For a long time, the SAT has been and still is a central part of the college application criteria. I’ve always had my qualms about centralized testing, although I also do see the need for some form of evaluating basic reading and math skills. Still, the importance places on SAT and SAT II scores is disproportionately high, in my opinion. It is, therefore, welcome news that many colleges are making SAT scores an optional rather than essential criterion in the college application process, as detailed in this article.
MORE STUDENTS IN THE graduating high school class of 2019 took the SAT than ever before, despite a record number of colleges and universities dropping the entrance exam requirement that’s long been a standard part of the admissions process.
More than 2.2 million students took the SAT, which is administered by the College Board, representing a 4% increase over the number of students who took the college entrance exam in 2018. The increase was driven in large part by the growing number of states that allow schools to administer the test during the school day, typically free of charge.

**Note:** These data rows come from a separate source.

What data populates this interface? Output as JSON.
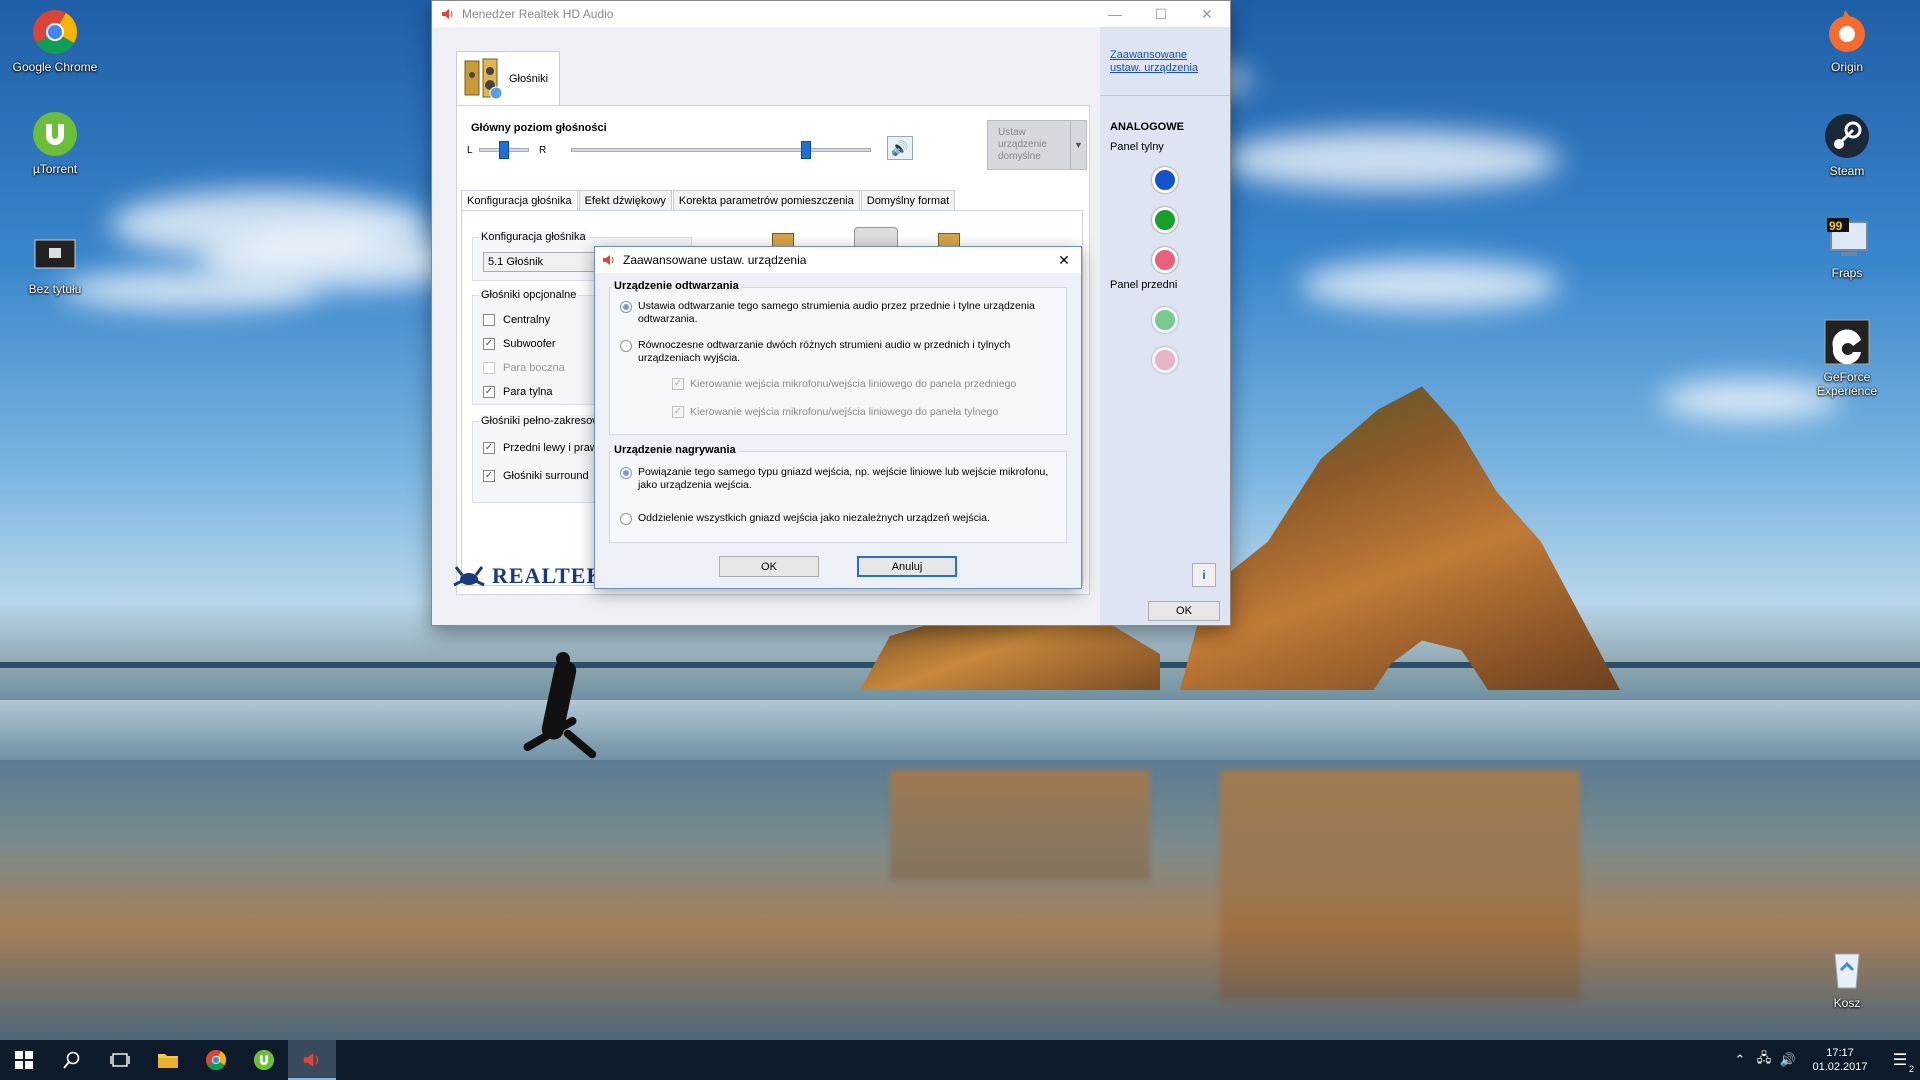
{
  "desktop": {
    "icons_left": [
      {
        "label": "Google Chrome",
        "icon": "chrome-icon"
      },
      {
        "label": "µTorrent",
        "icon": "utorrent-icon"
      },
      {
        "label": "Bez tytułu",
        "icon": "image-file-icon"
      }
    ],
    "icons_right": [
      {
        "label": "Origin",
        "icon": "origin-icon"
      },
      {
        "label": "Steam",
        "icon": "steam-icon"
      },
      {
        "label": "Fraps",
        "icon": "fraps-icon"
      },
      {
        "label": "GeForce Experience",
        "icon": "geforce-icon"
      },
      {
        "label": "Kosz",
        "icon": "recycle-bin-icon"
      }
    ]
  },
  "realtek": {
    "title": "Menedżer Realtek HD Audio",
    "device_tab": "Głośniki",
    "volume_label": "Główny poziom głośności",
    "balance_l": "L",
    "balance_r": "R",
    "set_default": "Ustaw urządzenie domyślne",
    "subtabs": [
      "Konfiguracja głośnika",
      "Efekt dźwiękowy",
      "Korekta parametrów pomieszczenia",
      "Domyślny format"
    ],
    "speaker_config_label": "Konfiguracja głośnika",
    "speaker_config_value": "5.1 Głośnik",
    "optional_label": "Głośniki opcjonalne",
    "optional": [
      {
        "label": "Centralny",
        "checked": false,
        "disabled": false
      },
      {
        "label": "Subwoofer",
        "checked": true,
        "disabled": false
      },
      {
        "label": "Para boczna",
        "checked": false,
        "disabled": true
      },
      {
        "label": "Para tylna",
        "checked": true,
        "disabled": false
      }
    ],
    "fullrange_label": "Głośniki pełno-zakresow",
    "fullrange": [
      {
        "label": "Przedni lewy i praw",
        "checked": true
      },
      {
        "label": "Głośniki surround",
        "checked": true
      }
    ],
    "side_link": "Zaawansowane ustaw. urządzenia",
    "analog_label": "ANALOGOWE",
    "rear_panel": "Panel tylny",
    "front_panel": "Panel przedni",
    "brand": "REALTEK",
    "ok": "OK",
    "info": "i",
    "jack_colors": {
      "rear": [
        "#1554c8",
        "#18a02a",
        "#e8607a"
      ],
      "front": [
        "#4fbf66",
        "#eaa0b0"
      ]
    }
  },
  "dialog": {
    "title": "Zaawansowane ustaw. urządzenia",
    "playback_label": "Urządzenie odtwarzania",
    "playback_opt1": "Ustawia odtwarzanie tego samego strumienia audio przez przednie i tylne urządzenia odtwarzania.",
    "playback_opt2": "Równoczesne odtwarzanie dwóch różnych strumieni audio w przednich i tylnych urządzeniach wyjścia.",
    "sub_front": "Kierowanie wejścia mikrofonu/wejścia liniowego do panela przedniego",
    "sub_rear": "Kierowanie wejścia mikrofonu/wejścia liniowego do panela tylnego",
    "record_label": "Urządzenie nagrywania",
    "record_opt1": "Powiązanie tego samego typu gniazd wejścia, np. wejście liniowe lub wejście mikrofonu, jako urządzenia wejścia.",
    "record_opt2": "Oddzielenie wszystkich gniazd wejścia jako niezależnych urządzeń wejścia.",
    "ok": "OK",
    "cancel": "Anuluj"
  },
  "taskbar": {
    "time": "17:17",
    "date": "01.02.2017",
    "notifications": "2"
  }
}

Idaho, Delaware, Maine and the District of Columbia participated in the SAT School Day in 2018, which the College Board launched in an effort to increase access for students who historically take the test at lower rates, including low-income and first-generation students, students who work on the weekends, have family obligations or have trouble accessing transportation to testing centers. Seven additional states – Colorado, Connecticut, Illinois, Michigan, New Hampshire, Rhode Island and West Virginia – participated in 2019, driving up the number of students who took the test that way from about 780,000 to nearly 1 million.
Among the students who took the SAT during the day at school, 46% attended a high-poverty public school compared to 22% of students who took the SAT on the weekend at a testing center; 45% have parents who lack a college degree, compared to 30% of students who took the SAT on the weekend; and 46% are students of color, compared to 32% of students who took the SAT on the weekend.
What are your views on the SAT? Is it still a relevant tool for sifting though college applicants?